L'essentiel de l'effort budgétaire de la nation sur la forêt est consacré en 2013 à la remise à flot de l'Office national des forêts (ONF), avec des crédits maintenus à hauteur de 185 millions d'euros, prenant en compte le versement compensateur de 120 millions d'euros pour les missions de gestion de la forêt domaniale et la rémunération des missions d'intérêt général. Cette enveloppe représente près des deux tiers des crédits du programme 149. L'État respecte donc bien la convention d'objectifs et de performance (COP) signée avec l'Office et couvrant la période 2012-2016. Tant que les cours du bois resteront bas, l'ONF aura cependant du mal à équilibrer ses comptes. L'Office escompte une perte d'encore 50 millions d'euros cette année. A l'évidence, le salut viendra d'une meilleure valorisation des ventes de bois par l'Office.
Les autres crédits du programme 149 sont en nette baisse : il s'agit des crédits d'intervention destinés au développement de la filière, qui passent de 140 millions environ en 2012 à 100 millions en 2013, toujours en CP. L'essentiel de cette baisse s'explique par la disparition de certaines aides spécifiques suite à la tempête Klaus et à la tempête de 1999. Prévu pour s'étaler de 2009 à 2016 et bénéficiant d'une enveloppe globale de 415 millions d'euros, le plan Klaus a déjà reçu 304 millions en quatre exercices, dont 286 millions effectivement consommés. Pour 2013, le plan Klaus est doté de 44 millions d'euros en AE et 51 millions en CP, ce qui devrait permettre de poursuivre son exécution. Le ministre Stéphane Le Foll s'est engagé à augmenter l'enveloppe globale pluriannuelle de 60 millions soit 12 millions par an durant 5 ans. De plus, il prévoit que 15 millions d'euros par an pourront être mobilisés sur crédits européens. Espérons que cette mobilisation financière réelle aura au final un impact visible sur le terrain.

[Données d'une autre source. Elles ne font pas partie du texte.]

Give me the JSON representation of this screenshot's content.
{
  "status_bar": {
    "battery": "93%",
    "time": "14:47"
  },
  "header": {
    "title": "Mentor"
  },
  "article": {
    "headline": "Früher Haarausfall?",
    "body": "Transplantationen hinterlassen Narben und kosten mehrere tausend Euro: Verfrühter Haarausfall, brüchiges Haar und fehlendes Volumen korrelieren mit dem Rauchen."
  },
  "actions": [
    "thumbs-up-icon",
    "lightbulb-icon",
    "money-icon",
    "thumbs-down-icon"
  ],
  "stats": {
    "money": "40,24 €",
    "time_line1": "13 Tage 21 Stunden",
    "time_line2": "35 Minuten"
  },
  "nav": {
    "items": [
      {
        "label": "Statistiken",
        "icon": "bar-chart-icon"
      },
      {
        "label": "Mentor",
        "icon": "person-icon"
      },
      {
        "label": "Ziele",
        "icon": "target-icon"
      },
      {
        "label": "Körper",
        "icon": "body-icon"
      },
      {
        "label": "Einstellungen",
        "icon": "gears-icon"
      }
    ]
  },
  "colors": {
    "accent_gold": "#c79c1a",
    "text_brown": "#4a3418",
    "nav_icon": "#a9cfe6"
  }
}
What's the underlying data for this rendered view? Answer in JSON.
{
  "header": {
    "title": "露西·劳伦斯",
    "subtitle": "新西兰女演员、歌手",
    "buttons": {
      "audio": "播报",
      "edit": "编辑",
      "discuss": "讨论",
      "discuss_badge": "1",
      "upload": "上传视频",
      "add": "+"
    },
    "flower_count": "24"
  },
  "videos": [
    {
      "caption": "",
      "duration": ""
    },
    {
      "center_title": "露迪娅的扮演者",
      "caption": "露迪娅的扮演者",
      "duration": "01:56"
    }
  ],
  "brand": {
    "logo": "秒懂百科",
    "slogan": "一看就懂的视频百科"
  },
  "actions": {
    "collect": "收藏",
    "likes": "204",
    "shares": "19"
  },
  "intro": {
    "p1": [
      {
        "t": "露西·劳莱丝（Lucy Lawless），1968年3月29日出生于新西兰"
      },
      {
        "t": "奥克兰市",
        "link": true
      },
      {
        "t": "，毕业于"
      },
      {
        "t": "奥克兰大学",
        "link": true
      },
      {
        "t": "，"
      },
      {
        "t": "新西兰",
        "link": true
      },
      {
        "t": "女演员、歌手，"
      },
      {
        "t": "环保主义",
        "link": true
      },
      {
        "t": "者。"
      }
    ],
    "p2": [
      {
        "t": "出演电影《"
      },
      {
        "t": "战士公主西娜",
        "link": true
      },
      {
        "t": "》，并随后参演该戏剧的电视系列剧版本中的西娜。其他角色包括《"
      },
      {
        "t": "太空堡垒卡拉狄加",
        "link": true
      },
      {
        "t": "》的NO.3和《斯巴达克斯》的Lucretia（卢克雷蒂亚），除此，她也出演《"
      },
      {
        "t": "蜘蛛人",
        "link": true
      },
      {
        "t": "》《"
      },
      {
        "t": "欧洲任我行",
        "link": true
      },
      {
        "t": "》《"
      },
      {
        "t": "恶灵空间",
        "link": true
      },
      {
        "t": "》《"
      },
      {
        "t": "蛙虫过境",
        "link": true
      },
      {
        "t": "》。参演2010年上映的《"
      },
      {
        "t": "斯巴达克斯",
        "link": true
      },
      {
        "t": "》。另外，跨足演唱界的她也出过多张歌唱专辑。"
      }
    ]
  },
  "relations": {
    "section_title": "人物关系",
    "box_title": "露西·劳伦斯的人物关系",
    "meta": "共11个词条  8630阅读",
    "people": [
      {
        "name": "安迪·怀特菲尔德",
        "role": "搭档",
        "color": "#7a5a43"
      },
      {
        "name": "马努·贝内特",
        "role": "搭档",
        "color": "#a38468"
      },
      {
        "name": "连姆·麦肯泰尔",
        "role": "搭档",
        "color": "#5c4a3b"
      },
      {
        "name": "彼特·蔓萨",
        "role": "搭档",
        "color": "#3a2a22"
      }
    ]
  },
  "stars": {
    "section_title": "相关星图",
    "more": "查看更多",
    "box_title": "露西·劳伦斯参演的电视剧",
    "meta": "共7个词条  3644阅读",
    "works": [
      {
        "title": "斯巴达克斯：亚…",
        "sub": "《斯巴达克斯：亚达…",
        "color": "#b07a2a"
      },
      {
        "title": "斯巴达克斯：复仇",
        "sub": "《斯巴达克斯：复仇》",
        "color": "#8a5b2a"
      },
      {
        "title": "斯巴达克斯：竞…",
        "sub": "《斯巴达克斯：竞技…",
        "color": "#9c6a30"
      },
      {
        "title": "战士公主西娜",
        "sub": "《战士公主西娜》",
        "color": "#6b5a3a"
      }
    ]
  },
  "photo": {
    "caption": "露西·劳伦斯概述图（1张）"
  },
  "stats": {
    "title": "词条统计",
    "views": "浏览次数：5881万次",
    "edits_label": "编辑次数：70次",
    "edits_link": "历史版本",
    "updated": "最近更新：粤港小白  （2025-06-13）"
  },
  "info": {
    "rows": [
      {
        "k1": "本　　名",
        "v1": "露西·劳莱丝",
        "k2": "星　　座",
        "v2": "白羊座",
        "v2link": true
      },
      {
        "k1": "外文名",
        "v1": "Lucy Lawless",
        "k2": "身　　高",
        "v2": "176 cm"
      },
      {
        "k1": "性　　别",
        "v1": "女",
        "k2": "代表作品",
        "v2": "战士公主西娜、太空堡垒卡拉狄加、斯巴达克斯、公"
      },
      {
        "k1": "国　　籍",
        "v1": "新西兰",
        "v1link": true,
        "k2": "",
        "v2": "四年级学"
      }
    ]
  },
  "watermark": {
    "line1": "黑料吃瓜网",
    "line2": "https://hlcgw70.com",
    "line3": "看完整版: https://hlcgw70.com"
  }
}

Enfin, la forêt ne saurait passer à côté des quotas carbone. Il a été décidé que le produit de la vente de quotas carbone irait à l'Agence nationale pour l'amélioration de l'habitat (ANAH). Une réflexion devrait être engagée rapidement pour permettre l'affectation d'une fraction de ces recettes nouvelles à l'amélioration de l'exploitation de la forêt. Un fonds forestier national a existé de 1946 à 1999. Il manque aujourd'hui un instrument de modernisation de la filière, qui couvre l'ensemble de la chaîne, de l'amont à l'aval, car en aval, le manque de performance de l'outil de transformation constitue une grave faiblesse. Il pourrait être alimenté par une fraction de la taxe carbone.
La dotation du compte d'affectation spéciale sur le développement agricole et rural (CASDAR) est reconduite pour 2013, à hauteur de 110 millions d'euros. La taxe sur le chiffre d'affaires des entreprises agricoles, dont 85 % du produit alimente en recettes le CASDAR, pourrait cependant avoir une évolution plus dynamique que celle des dépenses correspondantes. Dans ce cas, il serait souhaitable que le surplus de recettes revienne au CASDAR, car l'objet du compte n'est pas d'alimenter le budget général de l'État. L'argent des agriculteurs doit rester à l'agriculture. Ces 110 millions d'euros servent essentiellement à financer le programme national de développement agricole et rural (PNDAR) pour la période 2009-2013 et sont versés aux instituts techniques agricoles, aux chambres d'agriculture, à Coop de France, aux organismes nationaux à vocation agricole et rurale (ONVAR). Environ 10 % des crédits servent à financer des projets dans le cadre d'appels à projets lancés par le ministère de l'agriculture.
Une mission de contrôle budgétaire de la commission des finances a été lancée sur la question de la stratégie export de la France en matière agricole et agroalimentaire mais n'a pas encore rendu ses conclusions. La compétitivité constitue un enjeu interne, car les produits proposés sur le marché français sont soumis à la concurrence féroce de produits importés, mais aussi externe car notre agriculture et notre industrie agroalimentaire qui en est le débouché doivent conserver une vocation exportatrice. Ce ne sont manifestement pas les crédits budgétaires sur lesquels nous pourrons compter pour développer de nouvelles actions à l'export : l'enveloppe dédiée aux conventions avec la SOPEXA, UBIFRANCE ou encore d'Association pour le développement des échanges internationaux de produits et techniques agroalimentaires (ADEPTA) continue de décroitre : 17,7 millions d'euros en 2011, 16,7 millions d'euros en 2012 et seulement 10,9 millions d'euros en 2013. C'est vraiment faible. Certes, les opérateurs devront trouver des ressources nouvelles, mais il est à craindre que la conquête de marchés à l'exportation soit plus difficile. A terme, je souhaite que soit envisagée la fusion de ces organismes. Un point est positif dans le cadre de la stratégie export : le souci de rapprochement des administrations, confirmé lors de l'audition de la direction générale de l'alimentation (DGAL), afin d'accélérer l'ouverture de marchés extérieurs. Enfin, l'aide à l'export doit s'inscrire dans le cadre des mesures prévues par le pacte national pour la croissance, la compétitivité et l'emploi, annoncé début novembre par le Premier ministre.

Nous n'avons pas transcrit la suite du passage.